Wir haben drei Neuzugänge: Was erwartest du von ihnen?
Till Gloger ist ein absoluter Gewinn für uns. Wir hatten sensationell gute Gespräche, er kommt aus Neuseeland topfit nach Mittelhessen. Daniel Norl, ein Mann mit einem deutschen Pass, wird uns als Schütze, aber auch als Regisseur wertvolle Dienste erweisen. Ich freue mich sehr auf die Zusammenarbeit mit ihm. Und Domagoj Vukovic ist ein Super-Talent, das seine Fähigkeiten zuletzt in der Adria-League unter Beweis stellen konnte. Ein Typ wie einst Enosch Wolf. Auch an ihm werden wir viel Freunde haben. Wenn alles funktioniert, werden wir in Kürze sogar noch eine weitere Ausländer-Stelle besetzen können. Das würde mich sehr freuen, unsere Gesellschafter jedenfalls haben ihr Go gegeben.
Gehst du bei der Behauptung mit, dass es kommende Saison einfacher ist, in die BBL zu kommen als in den vergangenen Jahren?

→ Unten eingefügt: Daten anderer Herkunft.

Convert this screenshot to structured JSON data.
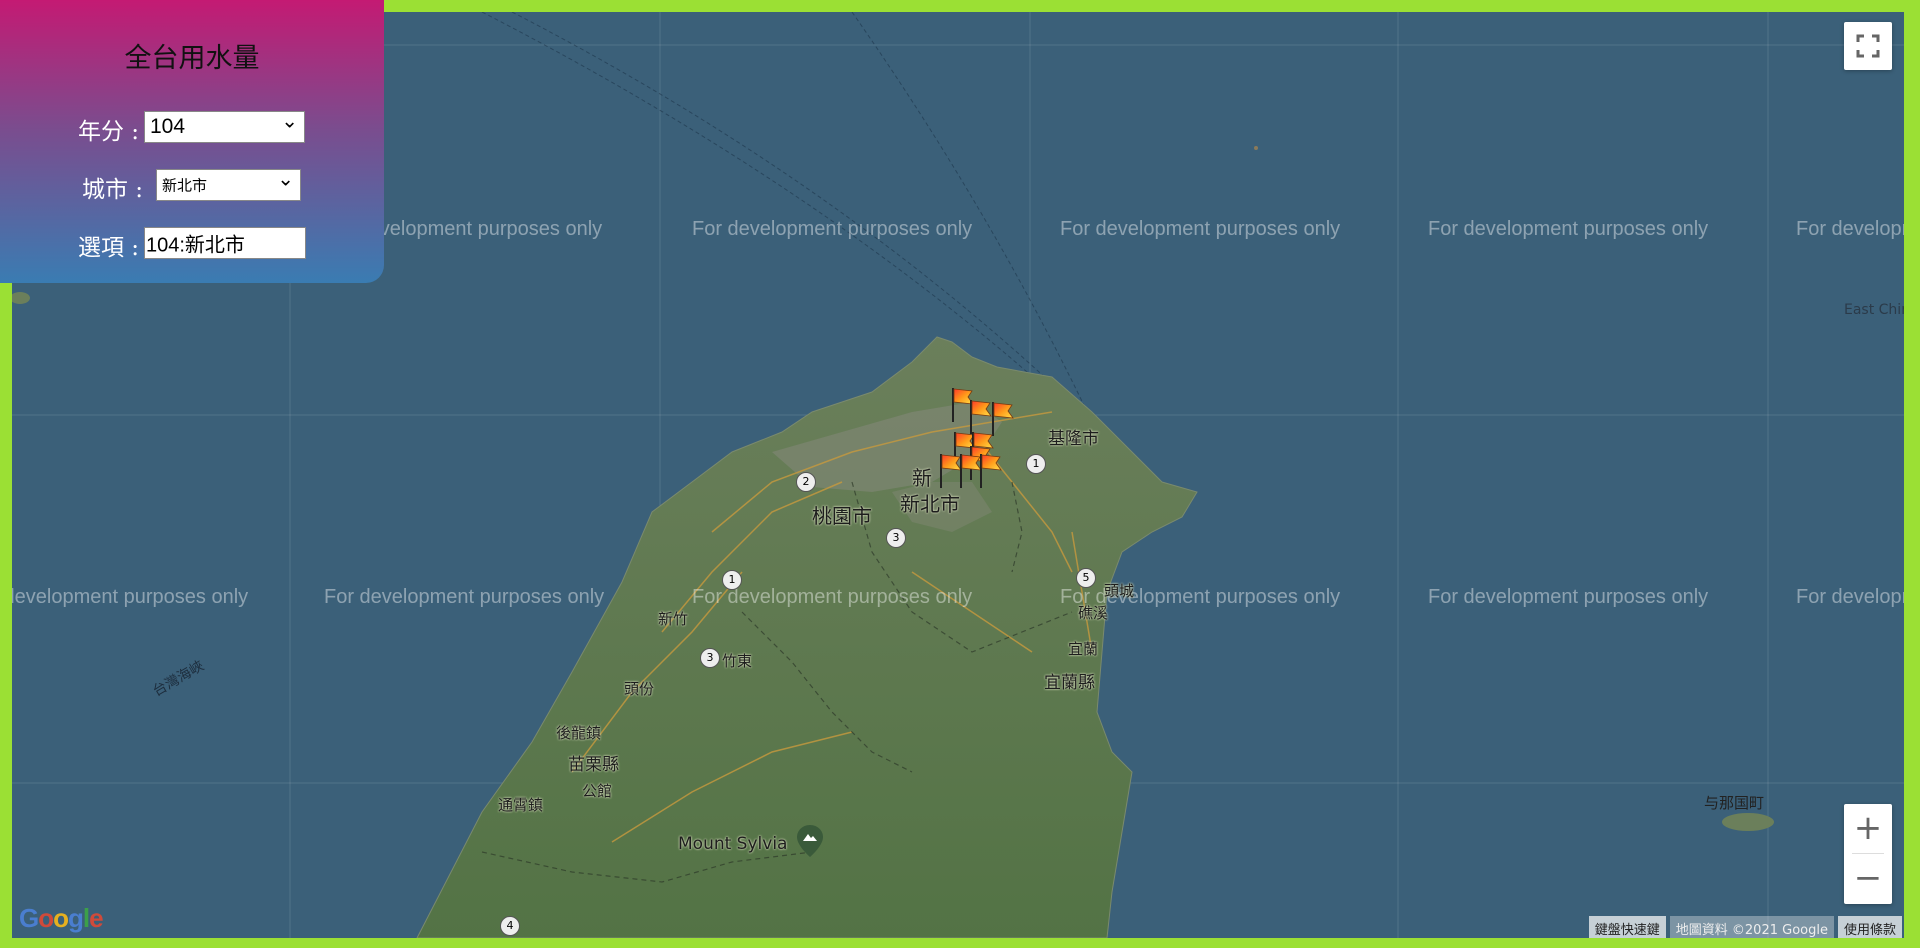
{
  "panel": {
    "title": "全台用水量",
    "year_label": "年分 :",
    "year_value": "104",
    "city_label": "城市 :",
    "city_value": "新北市",
    "option_label": "選項 :",
    "option_value": "104:新北市"
  },
  "map": {
    "watermark": "For development purposes only",
    "places": {
      "keelung": "基隆市",
      "newtaipei": "新北市",
      "newtaipei_partial": "新",
      "taoyuan": "桃園市",
      "hsinchu_partial": "新竹",
      "zhudong": "竹東",
      "toufen": "頭份",
      "houlong": "後龍鎮",
      "miaoli": "苗栗縣",
      "gongguan": "公館",
      "tongxiao": "通霄鎮",
      "toucheng": "頭城",
      "jiaoxi": "礁溪",
      "yilan": "宜蘭",
      "yilan_county": "宜蘭縣",
      "mount_sylvia": "Mount Sylvia",
      "strait": "台灣海峽",
      "east_china": "East Chin",
      "yonaguni": "与那国町"
    },
    "route_numbers": [
      "1",
      "2",
      "3",
      "1",
      "3",
      "5",
      "4"
    ],
    "controls": {
      "fullscreen_icon": "fullscreen-icon",
      "zoom_in": "+",
      "zoom_out": "−"
    },
    "attribution": {
      "shortcuts": "鍵盤快速鍵",
      "data": "地圖資料 ©2021 Google",
      "terms": "使用條款"
    },
    "logo": "Google",
    "marker_icon": "flag-icon",
    "marker_count": 9
  },
  "colors": {
    "border": "#9be034",
    "sea": "#3b6079",
    "land": "#5e7a4c",
    "panel_top": "#c41a73",
    "panel_bottom": "#3a7cb2"
  }
}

Ich habe das auch schon gelesen, ich gebe allerdings nichts auf irgendwelche Online-Veröffentlichungen, für die die Menschen nicht mal ihren richtigen Namen hergeben müssen. Das ist alles Schwachsinn! Tatsache ist, dass eine Saison sehr lang ist. Ein wenig Glück gehört immer zum Gelingen. Und frei von Verletzungen solltest du möglichst auch bleiben. Nicht nur wir haben Ziele, auch Teams wie Göttingen, Hagen und Crailsheim wollen nach oben. Das wird ein ganz harter Fight.
Gib uns bitte einen Überblick über die kommenden Wochen. Auf was legst du den größten Wert?
Ich bin ein Mann alter Schule. Wir trainieren zweimal pro Tag und absolvieren jede Woche ein Testspiel. Ich freue mich, die Jungs endlich zusammen zu sehen und die Neuen kennenzulernen.